I first met jae several years ago when I taught a practicum at my nutrition school alma mater. Because we both attended the same school, we share a similar philosophy toward food, and I feel very comfortable with all of jae’s recipes. Like me, jae worked as a vegan baker in a restaurant before embarking on her cookbook. So I thought it might be fun to bake up one of her dessert recipes.
That’s when my eyes alighted on her Cowgrrrl Cookies, a crisp-and-chewy blend of oats, chocolate chips, nuts, raisins, and a hint of cinnamon–sort of what you’d get if you bred a classic Dad’s oatmeal cookie and a Chocolate Chip cookie mama. I knew I wanted to try them. The result was, as expected, spectacular–a dense yet chewy cookie studded with a variety of textures and flavors, from soft and melty (chocolate chips) to sweet and pliable (raisins) to slightly smoky and nutty (walnuts).
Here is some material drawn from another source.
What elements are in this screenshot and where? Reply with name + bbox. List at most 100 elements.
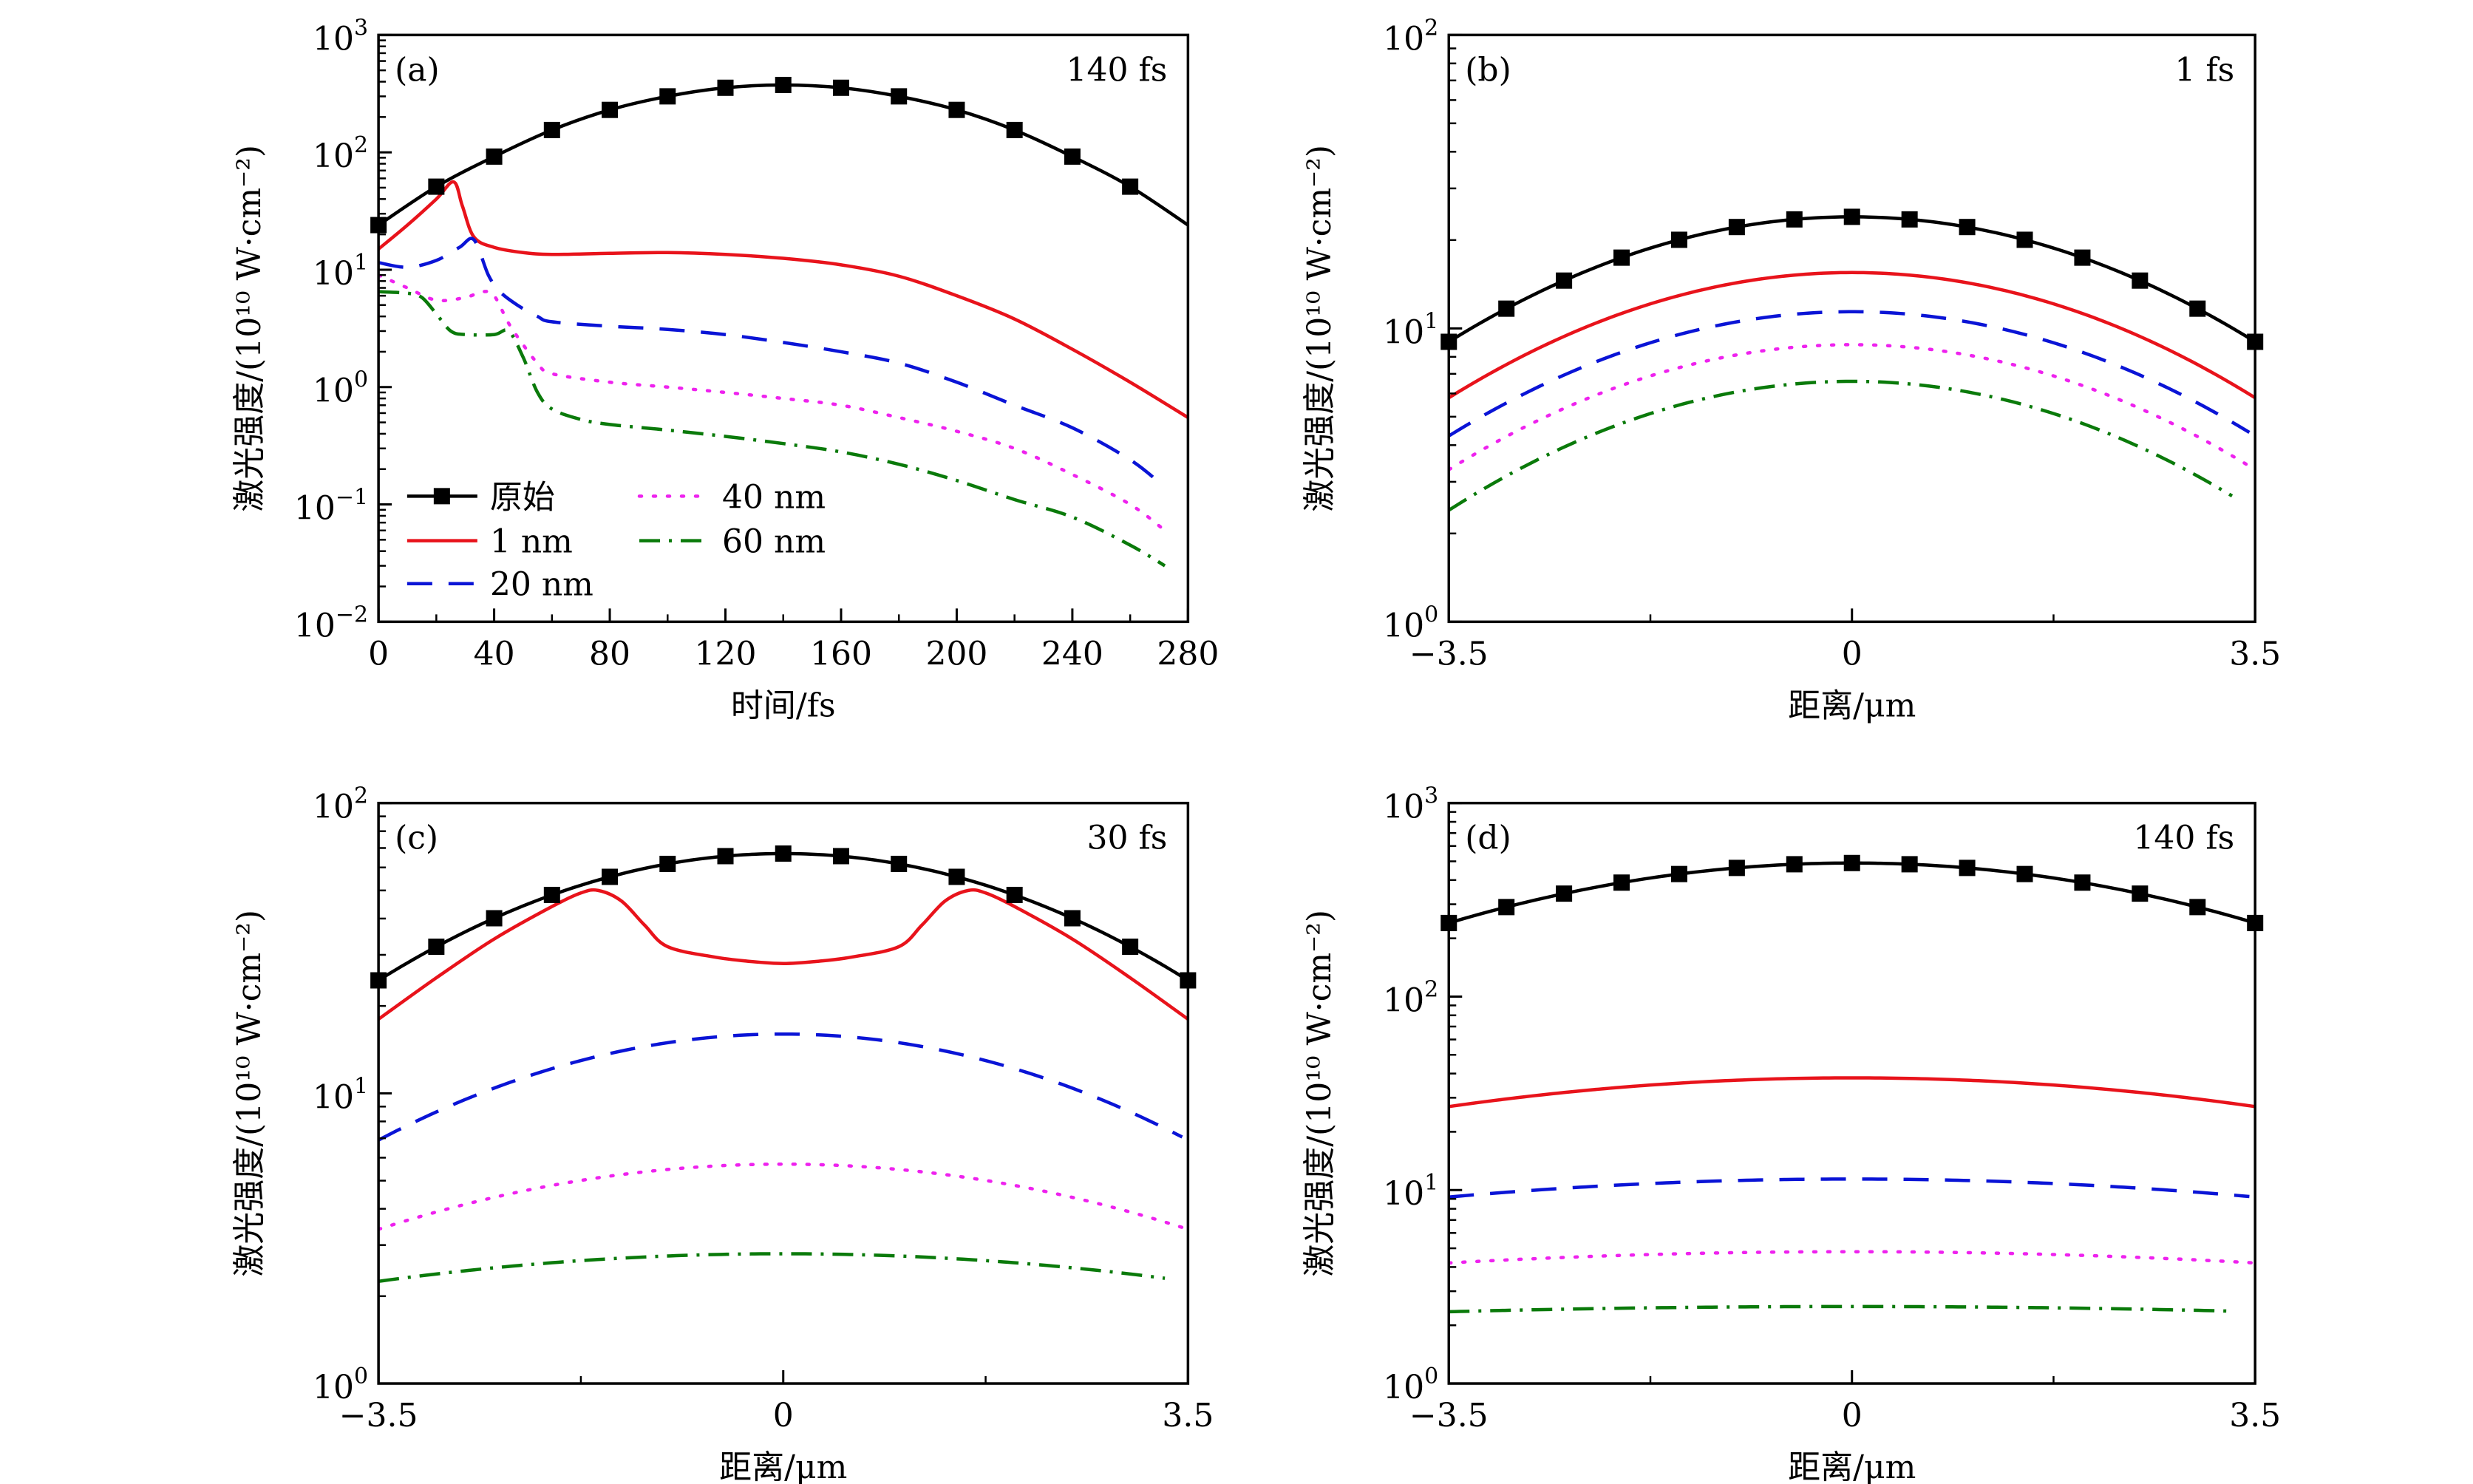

The dough itself baked up, bronzed to perfection (sort of like a shirtless cowboy, no?), light and crisp on the edges while maintaining a certain moist, taffy-like chewiness in the center. Yee-haw!
When I subsequently researched the original Cowboy Cookies (from which jae took her vegan inspiration), I discovered that no one has actually determined the origin of their name. One article declared they were so good, “They’d cause a stampede!” while another suggested that the confections “are so dense and full of ingredients that they could feed a cowboy for a week.” Either way, the original is brimming with butter and eggs–not exactly suitable to the DDD brood–so I was happy to go with jae’s delectable vegan, spelt-based version.
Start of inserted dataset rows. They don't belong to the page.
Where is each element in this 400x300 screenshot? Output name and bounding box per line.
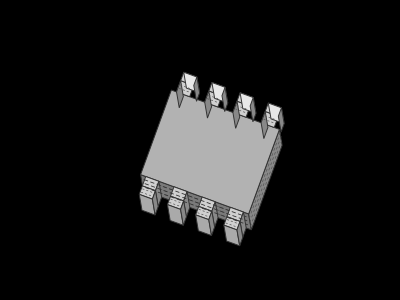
Polygon shape	[176, 81, 183, 108]
Polygon shape	[233, 101, 240, 128]
Polygon shape	[142, 176, 159, 191]
Polygon shape	[261, 111, 278, 128]
Polygon shape	[199, 197, 215, 211]
Polygon shape	[168, 205, 183, 225]
Polygon shape	[205, 91, 222, 107]
Polygon shape	[212, 82, 228, 103]
Polygon shape	[152, 191, 158, 215]
Polygon shape	[181, 72, 197, 86]
Polygon shape	[140, 175, 251, 230]
Polygon shape	[278, 108, 284, 132]
Polygon shape	[250, 98, 256, 122]
Polygon shape	[261, 111, 268, 139]
Polygon shape	[240, 93, 256, 113]
Polygon shape	[240, 212, 246, 237]
Polygon shape	[139, 186, 156, 199]
Polygon shape	[227, 207, 244, 221]
Polygon shape	[168, 196, 184, 209]
Polygon shape	[224, 225, 240, 246]
Polygon shape	[224, 217, 240, 230]
Polygon shape	[209, 211, 214, 236]
Polygon shape	[184, 72, 200, 93]
Polygon shape	[237, 221, 243, 246]
Polygon shape	[265, 103, 282, 116]
Polygon shape	[268, 103, 284, 124]
Polygon shape	[184, 192, 190, 217]
Polygon shape	[180, 201, 186, 225]
Polygon shape	[205, 91, 212, 118]
Polygon shape	[194, 77, 200, 101]
Polygon shape	[139, 194, 155, 215]
Polygon shape	[196, 206, 212, 220]
Polygon shape	[209, 82, 225, 96]
Polygon shape	[170, 187, 187, 201]
Polygon shape	[233, 101, 250, 117]
Polygon shape	[176, 81, 194, 97]
Polygon shape	[222, 87, 228, 112]
Polygon shape	[249, 129, 282, 230]
Polygon shape	[140, 90, 280, 214]
Polygon shape	[237, 93, 253, 106]
Polygon shape	[212, 202, 218, 227]
Polygon shape	[196, 215, 212, 236]
Polygon shape	[156, 181, 162, 207]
Yessiree, I brand these the best rustlin’, best tastin’, best health-supportin’ Cowgrrrrl Cookies anywhere–hot dang!
Luckily, I’ve already made these babies a few times, so I didn’t feel obliged to “test” the batch (thereby negating my entire six weeks of the ACD). These are crisp on the edges, chewy in the middle, with lots of texture from the chips, raisins, and nuts. The HH, an avowed nut lover (well, in reality he’s more of a “nutty lover”), absolutely adored these.
Forget cowboys (and their cookies), I say! I’d more likely be attracted by these any day.
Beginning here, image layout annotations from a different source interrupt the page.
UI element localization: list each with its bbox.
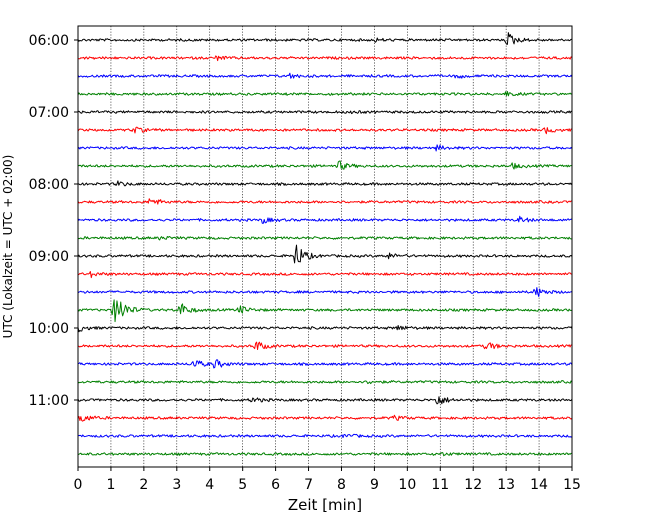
seismogram-trace [77,299,573,323]
y-tick-label: 08:00 [29,177,69,193]
seismogram-traces [77,32,573,457]
x-tick-label: 13 [497,477,515,493]
x-tick-label: 3 [172,477,181,493]
x-tick-label: 6 [271,477,280,493]
seismogram-trace [77,215,573,224]
seismogram-trace [77,396,573,405]
seismogram-trace [77,324,573,333]
seismogram-trace [77,271,573,279]
seismogram-trace [77,55,573,62]
x-tick-label: 10 [398,477,416,493]
x-axis-label: Zeit [min] [288,496,362,514]
x-tick-label: 15 [563,477,581,493]
y-tick-label: 07:00 [29,105,69,121]
seismogram-trace [77,414,573,422]
seismogram-trace [77,126,573,135]
seismogram-trace [77,110,573,115]
seismogram-trace [77,160,573,170]
x-tick-label: 9 [370,477,379,493]
y-tick-label: 10:00 [29,321,69,337]
x-tick-label: 0 [74,477,83,493]
y-axis: 06:00 07:00 08:00 09:00 10:00 11:00 [29,33,78,409]
x-tick-label: 14 [530,477,548,493]
x-axis: 0 1 2 3 4 5 6 7 8 9 10 11 12 13 14 15 [74,467,581,493]
seismogram-trace [77,198,573,205]
seismogram-trace [77,236,573,241]
x-tick-label: 8 [337,477,346,493]
x-tick-label: 1 [106,477,115,493]
y-tick-label: 11:00 [29,393,69,409]
seismogram-trace [77,359,573,369]
seismogram-trace [77,287,573,297]
x-tick-label: 5 [238,477,247,493]
seismogram-trace [77,380,573,385]
y-tick-label: 06:00 [29,33,69,49]
x-tick-label: 7 [304,477,313,493]
seismogram-trace [77,244,573,264]
x-tick-label: 12 [464,477,482,493]
x-grid [110,26,540,467]
seismogram-trace [77,452,573,457]
seismogram-trace [77,90,573,97]
seismogram-trace [77,341,573,351]
x-tick-label: 2 [139,477,148,493]
seismogram-trace [77,144,573,152]
seismogram-trace [77,180,573,187]
plot-frame [77,25,573,468]
seismogram-trace [77,32,573,45]
seismogram-trace [77,72,573,79]
x-tick-label: 4 [205,477,214,493]
seismogram-trace [77,433,573,439]
x-tick-label: 11 [431,477,449,493]
y-axis-label: UTC (Lokalzeit = UTC + 02:00) [1,155,15,339]
y-tick-label: 09:00 [29,249,69,265]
A great snacking cookie filled with delightful extras. The recipe bakes up a big batch so you can share with all your ranch hands, too!
2 cups (280 g) light spelt flour
2 cups (200 g) old-fashioned rolled oats (not instant)
1/2 tsp (2.5 ml) baking powder
1 tsp (5 ml) baking soda
1/2 tsp (1 ml) sea salt
1-1/4 cups (225 g) non-dairy chocolate chips
1/2 cup (70 g) organic raisins
1/2 cup (55 g) coarsely chopped walnuts or pecans
1/2 tsp (2.5 ml) cinnamon
3/4 cup plus 2 Tbsp (210 ml) softened organic coconut oil or sunflower oil, preferably organic
1 cup (180 g) Sucanat
1/3 cup (80 ml) room-temperature applesauce
1 tsp (5 ml) pure vanilla extract
Preheat oven to 350F (180C). Line two cookie sheets with parchment paper, or spray with nonstick spray.
In a medium bowl, whisk together the flour, oats, baking powder, soda and salt in a large bowl. Add the chocolate chips, raisins, nuts, and cinnamon. Stir to combine. Set aside.
In a large bowl, mix the oil and Sucanat until well combined. Add the applesauce and vanilla and mix again.
Add the dry ingredients to the wet, and mix just until all the flour is absorbed. Use a small ice cream scoop or heaping tablespoon (20 ml) to place mounds of dough on the cookie sheets about 2 inches (5 cm) apart. Flatten slightly.
Bake for 13 minutes, or until golden. Makes about 3 dozen.